However one caveat of this type should always be in mind:

The case sensitive nature of FName is dependent on the first instance of it.

Sample

Say you have these definitions in the codebase :

FName TitleCaseName(L”MyActivity”);
FName camelCaseName(L”myActivity”);

Ignoring the fact that we have two programmers adopting different code styles. (But we could have mixed code from another plugin or dependency)

A genuine problem can arise, what will theses values be?

TitleCaseName.ToString();
camelCaseName.ToString();

The answer? Either both become “MyActivity” or both become “myActivity”.

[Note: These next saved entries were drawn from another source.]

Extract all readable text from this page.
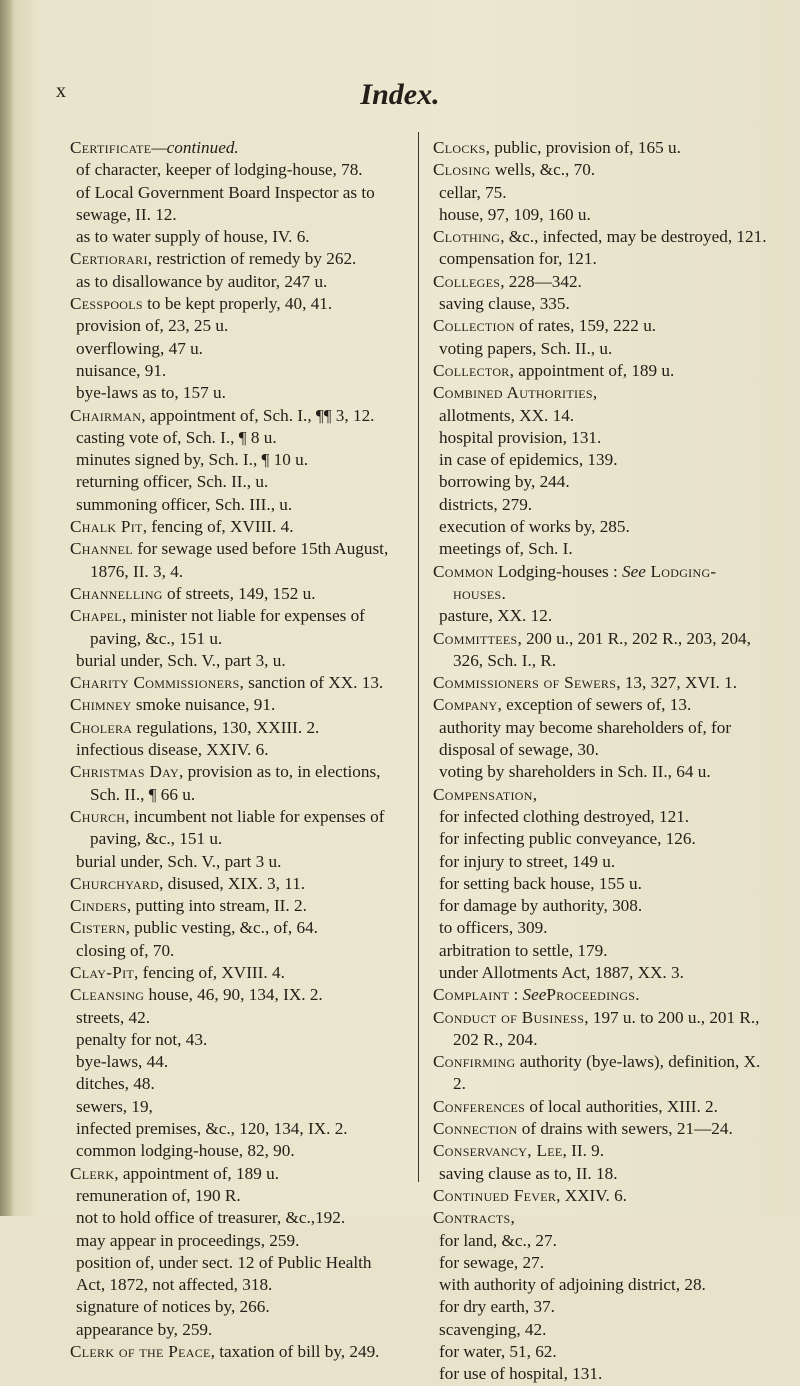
x	Index.

Certificate—continued.

of character, keeper of lodging-house, 78.

of Local Government Board Inspector as to sewage, II. 12.

as to water supply of house, IV. 6.

Certiorari, restriction of remedy by 262.

as to disallowance by auditor, 247 u.

Cesspools to be kept properly, 40, 41.

provision of, 23, 25 u.

overflowing, 47 u.

nuisance, 91.

bye-laws as to, 157 u.

Chairman, appointment of, Sch. I., ¶¶ 3, 12.

casting vote of, Sch. I., ¶ 8 u.

minutes signed by, Sch. I., ¶ 10 u.

returning officer, Sch. II., u.

summoning officer, Sch. III., u.

Chalk Pit, fencing of, XVIII. 4.

Channel for sewage used before 15th August, 1876, II. 3, 4.

Channelling of streets, 149, 152 u.

Chapel, minister not liable for expenses of paving, &c., 151 u.

burial under, Sch. V., part 3, u.

Charity Commissioners, sanction of XX. 13.

Chimney smoke nuisance, 91.

Cholera regulations, 130, XXIII. 2.

infectious disease, XXIV. 6.

Christmas Day, provision as to, in elections, Sch. II., ¶ 66 u.

Church, incumbent not liable for expenses of paving, &c., 151 u.

burial under, Sch. V., part 3 u.

Churchyard, disused, XIX. 3, 11.

Cinders, putting into stream, II. 2.

Cistern, public vesting, &c., of, 64.

closing of, 70.

Clay-Pit, fencing of, XVIII. 4.

Cleansing house, 46, 90, 134, IX. 2.

streets, 42.

penalty for not, 43.

bye-laws, 44.

ditches, 48.

sewers, 19,

infected premises, &c., 120, 134, IX. 2.

common lodging-house, 82, 90.

Clerk, appointment of, 189 u.

remuneration of, 190 R.

not to hold office of treasurer, &c.,192.

may appear in proceedings, 259.

position of, under sect. 12 of Public Health Act, 1872, not affected, 318.

signature of notices by, 266.

appearance by, 259.

Clerk of the Peace, taxation of bill by, 249.

Clocks, public, provision of, 165 u.

Closing wells, &c., 70.

cellar, 75.

house, 97, 109, 160 u.

Clothing, &c., infected, may be destroyed, 121.

compensation for, 121.

Colleges, 228—342.

saving clause, 335.

Collection of rates, 159, 222 u.

voting papers, Sch. II., u.

Collector, appointment of, 189 u.

Combined Authorities,

allotments, XX. 14.

hospital provision, 131.

in case of epidemics, 139.

borrowing by, 244.

districts, 279.

execution of works by, 285.

meetings of, Sch. I.

Common Lodging-houses : See Lodging-houses.

pasture, XX. 12.

Committees, 200 u., 201 R., 202 R., 203, 204, 326, Sch. I., R.

Commissioners of Sewers, 13, 327, XVI. 1.

Company, exception of sewers of, 13.

authority may become shareholders of, for disposal of sewage, 30.

voting by shareholders in Sch. II., 64 u.

Compensation,

for infected clothing destroyed, 121.

for infecting public conveyance, 126.

for injury to street, 149 u.

for setting back house, 155 u.

for damage by authority, 308.

to officers, 309.

arbitration to settle, 179.

under Allotments Act, 1887, XX. 3.

Complaint : SeeProceedings.

Conduct of Business, 197 u. to 200 u., 201 R., 202 R., 204.

Confirming authority (bye-laws), definition, X. 2.

Conferences of local authorities, XIII. 2.

Connection of drains with sewers, 21—24.

Conservancy, Lee, II. 9.

saving clause as to, II. 18.

Continued Fever, XXIV. 6.

Contracts,

for land, &c., 27.

for sewage, 27.

with authority of adjoining district, 28.

for dry earth, 37.

scavenging, 42.

for water, 51, 62.

for use of hospital, 131.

As FName is fully dependent on which instance came first. There exists no case where both expressions of the cases are possible.

Reason

From the FName documentation, Unreal states:

FNames provide a very lightweight system for using strings, where a given string is stored only once in a data table

Given a case sensitive entry was added. When creating an entry, a case insensitive lookup is made for an existing entry.

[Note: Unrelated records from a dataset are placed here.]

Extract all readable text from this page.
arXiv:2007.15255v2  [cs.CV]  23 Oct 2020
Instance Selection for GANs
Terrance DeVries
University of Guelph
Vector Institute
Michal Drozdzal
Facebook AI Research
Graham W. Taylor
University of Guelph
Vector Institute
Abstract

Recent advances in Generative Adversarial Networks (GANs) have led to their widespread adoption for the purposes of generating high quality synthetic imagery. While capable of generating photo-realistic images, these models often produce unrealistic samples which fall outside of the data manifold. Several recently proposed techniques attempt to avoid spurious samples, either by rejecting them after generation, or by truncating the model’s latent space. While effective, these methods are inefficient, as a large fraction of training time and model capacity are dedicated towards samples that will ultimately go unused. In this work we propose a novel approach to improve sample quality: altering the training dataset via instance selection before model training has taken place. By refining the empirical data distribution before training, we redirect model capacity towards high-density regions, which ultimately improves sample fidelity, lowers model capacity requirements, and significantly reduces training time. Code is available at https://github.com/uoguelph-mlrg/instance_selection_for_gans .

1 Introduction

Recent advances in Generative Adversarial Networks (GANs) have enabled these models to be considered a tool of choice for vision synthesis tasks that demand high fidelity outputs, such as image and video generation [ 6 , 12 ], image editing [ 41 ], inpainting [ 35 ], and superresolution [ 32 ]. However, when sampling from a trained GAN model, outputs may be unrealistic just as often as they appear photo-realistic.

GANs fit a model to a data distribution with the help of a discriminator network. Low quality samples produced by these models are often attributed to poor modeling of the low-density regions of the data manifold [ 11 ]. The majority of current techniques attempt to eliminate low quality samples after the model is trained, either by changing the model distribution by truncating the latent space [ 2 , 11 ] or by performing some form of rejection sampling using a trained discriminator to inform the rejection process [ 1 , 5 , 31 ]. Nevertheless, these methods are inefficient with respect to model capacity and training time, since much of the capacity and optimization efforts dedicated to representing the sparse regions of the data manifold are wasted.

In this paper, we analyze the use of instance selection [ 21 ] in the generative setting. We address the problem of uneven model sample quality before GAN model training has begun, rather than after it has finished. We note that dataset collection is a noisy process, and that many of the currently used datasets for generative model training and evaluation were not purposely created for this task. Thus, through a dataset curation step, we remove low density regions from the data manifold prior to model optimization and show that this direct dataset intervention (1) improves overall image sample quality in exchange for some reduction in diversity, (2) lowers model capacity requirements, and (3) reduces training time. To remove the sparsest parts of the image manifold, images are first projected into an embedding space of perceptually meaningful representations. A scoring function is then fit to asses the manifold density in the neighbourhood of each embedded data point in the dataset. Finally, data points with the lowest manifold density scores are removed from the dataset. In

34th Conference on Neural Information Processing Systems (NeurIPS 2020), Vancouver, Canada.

Thus if it already exists, you get back the case of the original entry.

Digging deeper

A define exists within Engine/Source/Runtime/Core/Public/UObject/NameTypes.h, that alters the behavior the case preservation for FName.

/** 
* Do we want to support case-variants for FName?
* This will add an extra NAME_INDEX variable to FName, but means that ToString() will return you the exact same
* string that FName::Init was called with (which is useful if your FNames are shown to the end user)
* Currently this is enabled for the Editor and any Programs (such as UHT), but not the Runtime
*/
#ifndef WITH_CASE_PRESERVING_NAME
#define WITH_CASE_PRESERVING_NAME WITH_EDITORONLY_DATA
#endif

Thus, you can get different behaviours for FName depending if you’re in editor or running a build.

Auditing usage

With a little shell magic, we can find any inconsistent FName usage:

ack --type=cpp 'FName.*".+"' -h | sed 's/.*FName.*"\(.*\)".*/\1/' | sort | uniq | tr '[:upper:]' '[:lower:]' | sort | uniq -c | sort

Caveat: This is a limited search, it’s just matching strings within FName constructors. It will miss evaluating from other variables or Blueprint usage.

Conclusion

As the case preservation of FName can never be guranteed.

Use it wisely:

  • Use for it’s original intention, dealing with assets.
  • Don’t use it for keys in data structures, or in parameters for web requests.
  • Got an existing project?
    Consider linting through your codebase for non-matching case usage of FName.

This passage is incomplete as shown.